We were thrilled to see some early pictures today of astronaut Scott Kelly with HoloLens at the International Space Station!
To provide a little background on the project, Sidekick has two modes of operation. The first is “Remote Expert Mode,” which uses Skype, to allow a ground operator to see what a crew member sees, provide real-time guidance, and draw annotations into the crew member’s environment to coach him or her through a task. Until now, crew members have relied on written and voice instructions when performing complex repair tasks or experiments.
The second mode is “Procedure Mode,” which augments standalone procedures with animated holographic illustrations displayed on top of the objects with which the crew is interacting. This capability could lessen the amount of training that future crews will require and could be an invaluable resource for missions deep into our solar system, where communication delays complicate difficult operations.
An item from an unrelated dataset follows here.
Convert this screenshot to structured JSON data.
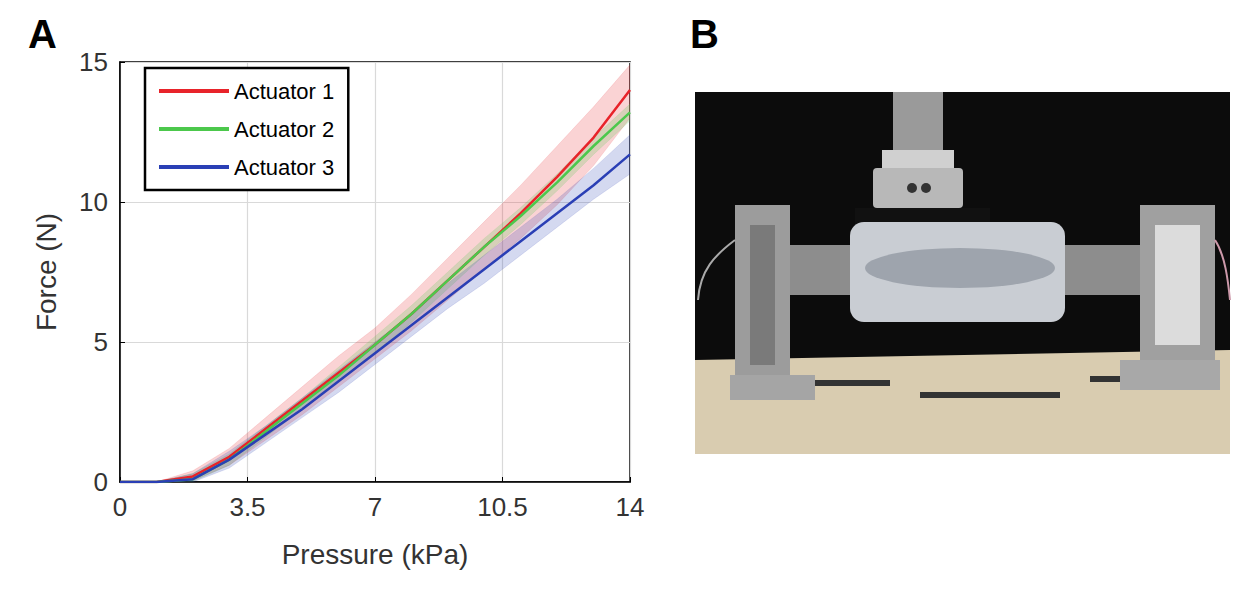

In order to prepare for the mission, and what it would be like to use HoloLens at the International Space Station, NASA had a chance to experiment with it quite a bit at the Aquarius underwater research station as a part of NASA Extreme Environment Mission Operations NEEMO. Below are a few pictures of Astronaut Luca Parmitano using HoloLens at the underwater facility.
And we’re happy to report that HoloLens is mission operational at NASA’s Jet Propulsion Laboratory – exploring Mars using holograms of Mars Rover images.
We couldn’t be more thrilled about the work we are doing with NASA – I can’t wait to see more from the crew at the International Space Station!